Terminating an employee is probably the most difficult personnel decision a physician can make. Contrary to popular reality television shows, “You’re fired” is not easily said. Often, a termination is an emotion-charged event for employee and employer alike. If not carefully handled, a terminated employee may file claims for workers’ compensation, wages due, wrongful discharge, and/or employment discrimination with related claims for personal injuries, such as infliction of emotional distress or defamation. Defending such claims is time-consuming and costly. Properly managed terminations can avoid such claims or, at a minimum, provide physicians with viable defenses and limit the disgruntled employee’s claims. 

Mistake 1     Not Having an Express “At Will” Employment Agreement

In general, employment may be terminated either “at will” or “for cause.” At-will employment agreements provide that an employee can be discharged at any time, for any reason, with or without advance notice. For-cause agreements provide that an employee can be discharged only for good reason.
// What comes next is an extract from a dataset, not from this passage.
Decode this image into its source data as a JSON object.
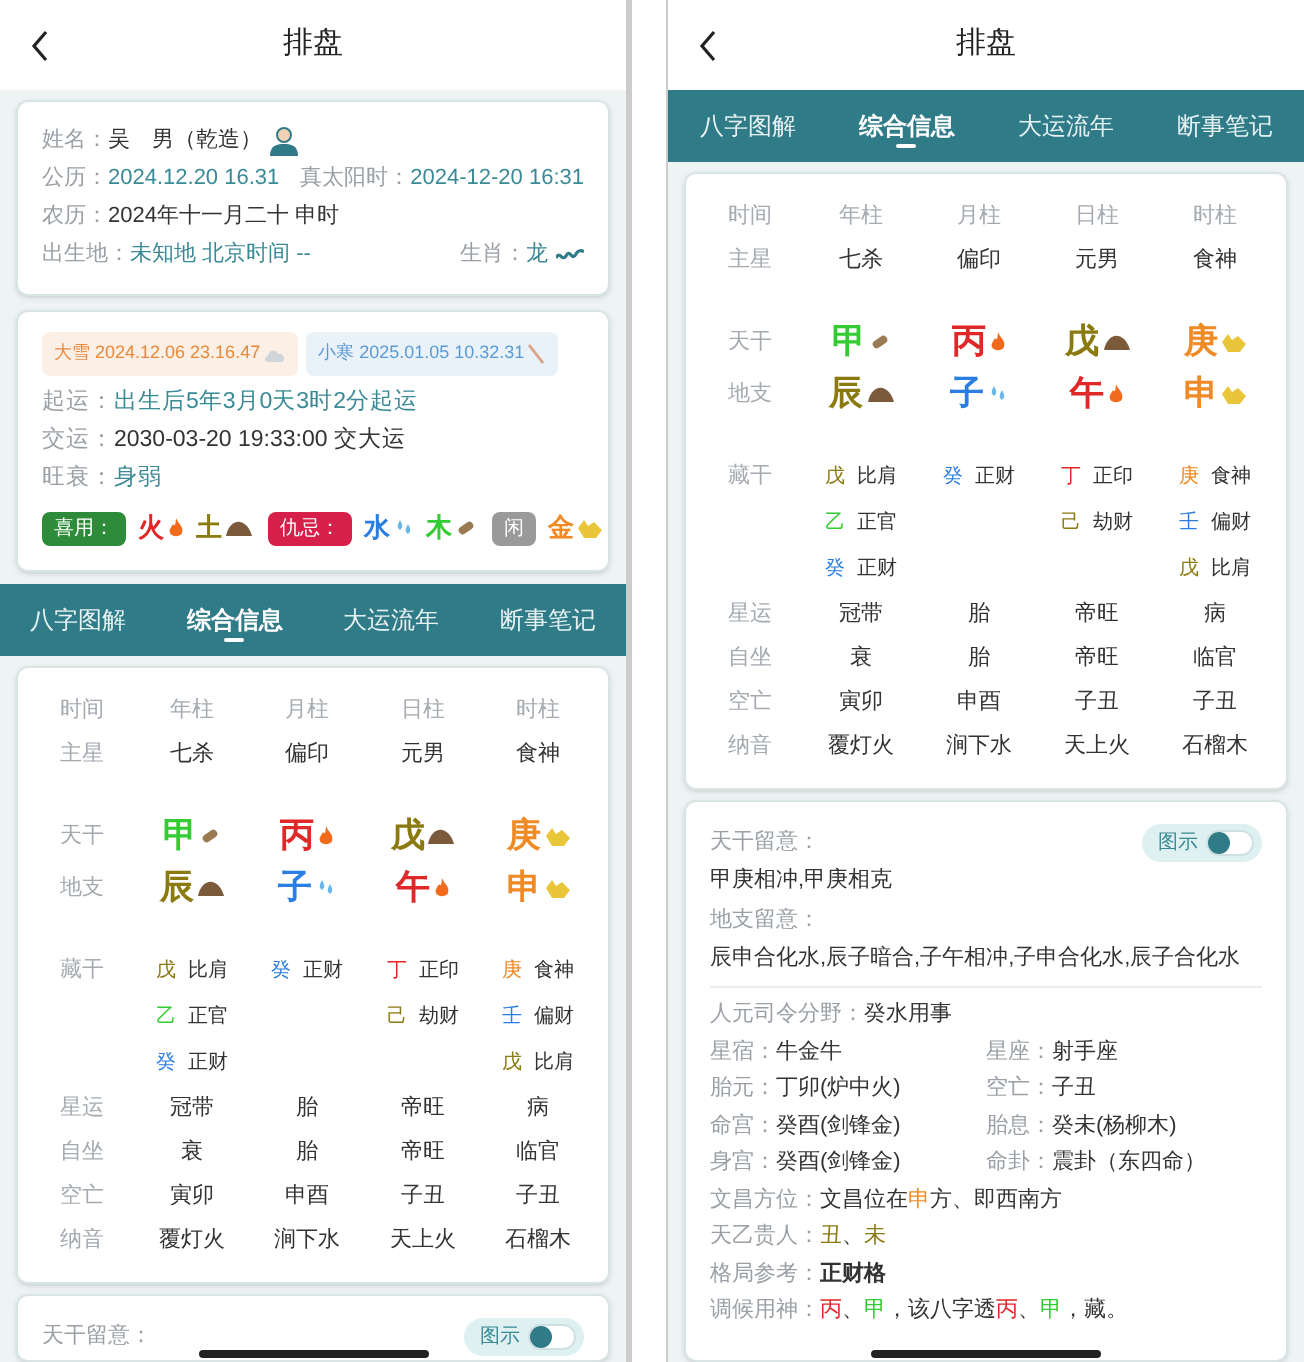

Often, for-cause agreements also require that, whenever possible, an employee must be given advance warning with an opportunity to improve. Physicians who do not have express at-will agreements with their employees do not have as much latitude in making termination decisions as physicians do who have ensured that employment is at will.

Action Step     Physicians should provide for at-will employment by giving notice in personnel management materials and documents that employees sign.

Written notice of at-will employment should be included in employer policies and procedures and documents that employees sign (e.g., application forms, acceptance and/or offer letters, receipt of employee manuals or handbooks, disciplinary notices, and descriptions of benefits). Language indicating that employees’ at-will employment status may be changed only by a written agreement signed by the manager of the practice should also be included.

Mistake 2     Implying That Termination Will Be Only “For Good Cause”

If employment is not expressly terminable at will, under certain circumstances employment can be interpreted as terminable only for cause. Some factors that may give rise to an implied agreement to terminate only for cause are oral or written promises of continued employment, a history of positive performance evaluations with regular promotions and merit increases, longevity of employment, or an employer’s practice of terminating only for good cause. If such conditions exist, physicians should consult with legal counsel to determine whether an employee may be discharged at will or if other conditions must be met first.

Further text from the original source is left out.